New York (WRGB) — An audit released by Thomas P. DiNapoli found shortcomings in the New York State Department of Health’s oversight of a program designed to help municipalities replace lead drinking water service lines.

According to the audit, insufficient controls and unclear guidance led to millions of dollars in state funding going unused or being spent on administrative costs instead of replacing lead service lines. Auditors also found that some communities with higher childhood blood lead levels were not prioritized for funding.

DiNapoli said,

Lead in drinking water poses a serious threat to public health, and can especially harm children, who are at greatest risk because their bodies and brains are still developing. New York state has worked to address this hazard by targeting funding towards finding and replacing lead water service lines, but my auditors found the Department of Health could improve its oversight. Although the cost to replace lead service lines in the state far exceeds available funding, better guidance could help ensure any additional funds allocated for this purpose will be more effectively deployed.

Lead service lines can corrode over time, allowing lead to leach into drinking water. According to the U.S. Environmental Protection Agency, New York has the 6-highest number of lead service lines in the country, with an estimated 494,000 as of April 2023.

The Lead Service Line Replacement Program was created under the Clean Water Infrastructure Act of 2017 and requires the Department of Health to distribute grants equitably across the state to help municipalities replace residential lead service lines.

Auditors found that of the $30 million allocated and awarded to municipalities, only $23 million was spent. Unused funds were not reallocated to other eligible communities. Four of the 44 municipalities awarded grants did not spend any funding, and 25 did not use their full awards, citing unclear guidance, uncertainty over eligible expenses, and reluctance to participate.

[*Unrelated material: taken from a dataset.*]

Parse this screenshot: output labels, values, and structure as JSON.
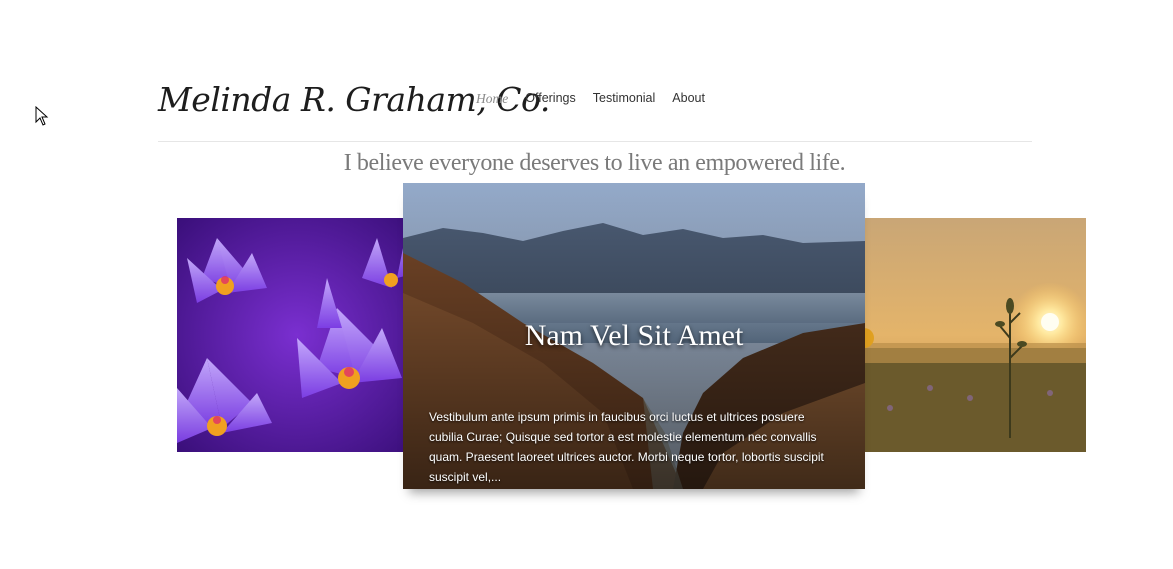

The audit also found that the Department of Health weighed its three scoring criteria equally when selecting municipalities, using the number of homes built before 1939 as a tiebreaker. As a result, some municipalities with higher childhood blood lead levels were passed over in favor of communities with more older housing but lower lead exposure rates. In one case, a municipality with 3.65% of children showing elevated blood lead levels received funding, while others in the same region with rates as high as 7.16% did not.

Additionally, auditors reported widespread issues with water system inventories. Nearly one-third of covered water systems missed a required October 2024 deadline to submit service line inventories, and as of August 2025, 140 systems were still out of compliance. Many inventories contained inaccurate or incomplete data, including service lines already replaced but still listed as lead or unknown.

The Department of Health generally disagreed with the audit’s findings, stating that its guidance resulted in a 90% compliance rate within months of the deadline. The agency’s full response is included in the audit report.

The audit follows a separate series released by DiNapoli in 2025 examining lead testing in school districts statewide. None of the 21 districts audited fully complied with state requirements, prompting additional recommendations aimed at improving testing, remediation, and notification procedures.